Phoenix Children's Hospital ER expansion
Phoenix Children's Hospital unveiled a new trauma center and emergency department that will open to the public on Sept. 20, 2017. Improvements include five new trauma bays. Physicians and nurses hold a simulation in one on Sept. 8, 2017. (Photo: Marcella Baietto/The Republic)
Tuesday's announcement came in the lobby of Phoenix Children's Hospital's new emergency department building, which will open the state's only American College of Surgeons-verified Level 1 Pediatric Trauma Center on Sept. 20.
The Thunderbirds donated $500,000 this year to help build the $40 million facility, said Steve Schnall, PCH Foundation senior vice president and chief development officer.
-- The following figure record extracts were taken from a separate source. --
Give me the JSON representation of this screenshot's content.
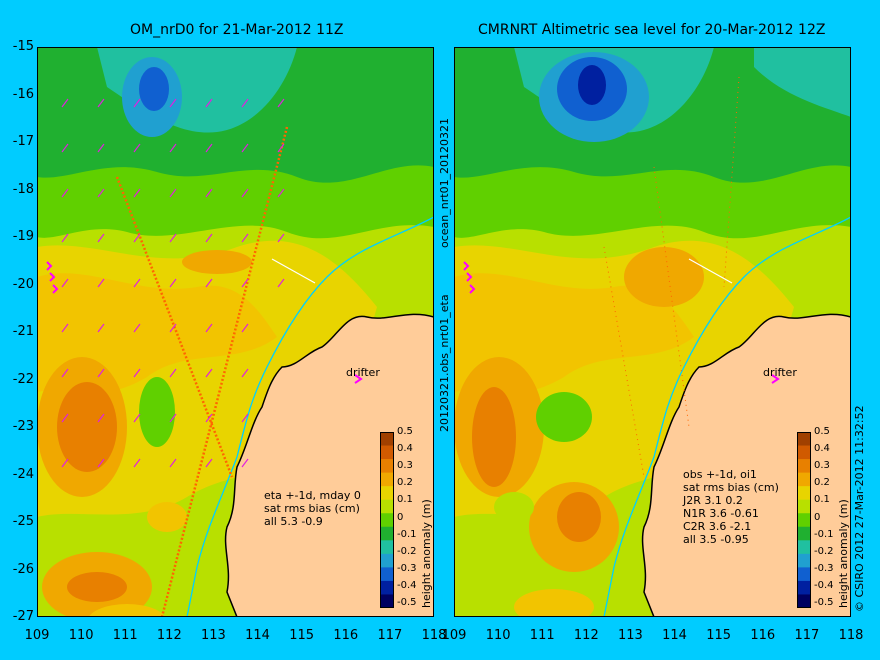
{
  "panels": [
    {
      "title": "OM_nrD0 for 21-Mar-2012 11Z",
      "stats": [
        "eta +-1d, mday 0",
        "sat rms bias (cm)",
        "all 5.3 -0.9"
      ],
      "drifter_label": "drifter"
    },
    {
      "title": "CMRNRT Altimetric sea level  for 20-Mar-2012 12Z",
      "stats": [
        "obs +-1d, oi1",
        "sat rms bias (cm)",
        "J2R   3.1  0.2",
        "N1R   3.6 -0.61",
        "C2R   3.6 -2.1",
        "all 3.5 -0.95"
      ],
      "drifter_label": "drifter"
    }
  ],
  "latitude_ticks": [
    "-15",
    "-16",
    "-17",
    "-18",
    "-19",
    "-20",
    "-21",
    "-22",
    "-23",
    "-24",
    "-25",
    "-26",
    "-27"
  ],
  "longitude_ticks": [
    "109",
    "110",
    "111",
    "112",
    "113",
    "114",
    "115",
    "116",
    "117",
    "118"
  ],
  "colorbar": {
    "label": "height anomaly (m)",
    "ticks": [
      "0.5",
      "0.4",
      "0.3",
      "0.2",
      "0.1",
      "0",
      "-0.1",
      "-0.2",
      "-0.3",
      "-0.4",
      "-0.5"
    ],
    "colors": [
      "#a04000",
      "#d05a00",
      "#e88000",
      "#f0a800",
      "#e8d400",
      "#b8e000",
      "#60d000",
      "#20b030",
      "#20c0a0",
      "#20a0d0",
      "#1060d0",
      "#0020a0",
      "#000060"
    ]
  },
  "side_labels": {
    "middle_top": "ocean_nrt01_20120321",
    "middle_bottom": "20120321.obs_nrt01_eta",
    "right": "© CSIRO 2012  27-Mar-2012 11:32:52"
  },
  "map_colors": {
    "land": "#ffcc99",
    "coastline": "#000000",
    "track": "#ff6600",
    "velocity_arrows": "#e020e0",
    "drifter": "#ff00ff",
    "isobath": "#00d0ff"
  }
}
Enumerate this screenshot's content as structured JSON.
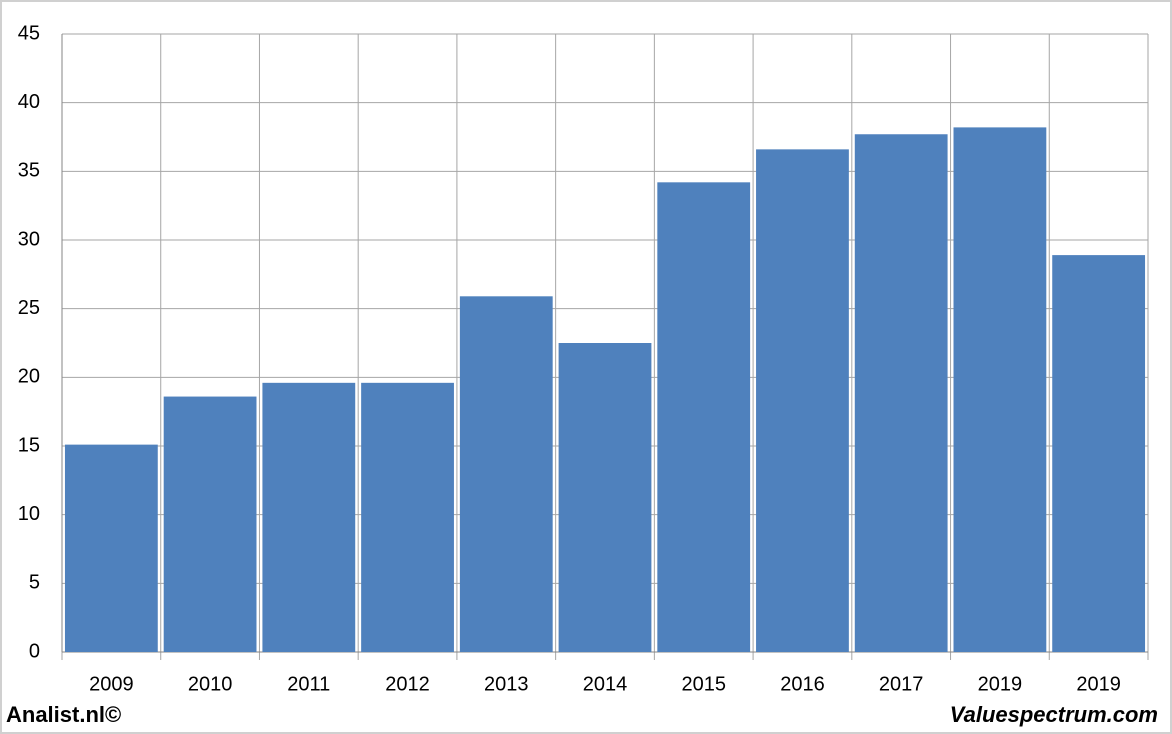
{
  "chart_data": {
    "type": "bar",
    "categories": [
      "2009",
      "2010",
      "2011",
      "2012",
      "2013",
      "2014",
      "2015",
      "2016",
      "2017",
      "2019",
      "2019"
    ],
    "values": [
      15.1,
      18.6,
      19.6,
      19.6,
      25.9,
      22.5,
      34.2,
      36.6,
      37.7,
      38.2,
      28.9
    ],
    "color": "#4f81bd",
    "ylim": [
      0,
      45
    ],
    "yticks": [
      0,
      5,
      10,
      15,
      20,
      25,
      30,
      35,
      40,
      45
    ],
    "grid": true
  },
  "credits": {
    "left": "Analist.nl©",
    "right": "Valuespectrum.com"
  }
}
Schnall said the new resources are important because the hospital is the sixth-largest children's hospital in the U.S.
"We're going to be able to see more kids and treat more kids who need our help," he said. "Every great city has a great children's hospital."
Dr. Toni Gross, associate director of the emergency room, said the new facility will double the hospital's number of resuscitation bays — equipment that she said is in dire need.
Patients who are victims of near drowning, septic shock or other injuries that render them unconscious can be resuscitated in these bays. The hospital currently has four and will open four more on Sept. 20.
"We use these bays every day," she said. "There are times when we have more patients than stations."
Gross said hospital staffs often have to play catch-up with the needs of their communities, but those needs are even more extreme when the hospital offers new services.
"It's anticipated that when you open new resources, you see an increase in volume," she said. "So it'll probably be a blip this year."
She said the "well-oiled" emergency-department staff has gotten used to working with the resources they have, so the new equipment is "just going to make our jobs that much easier."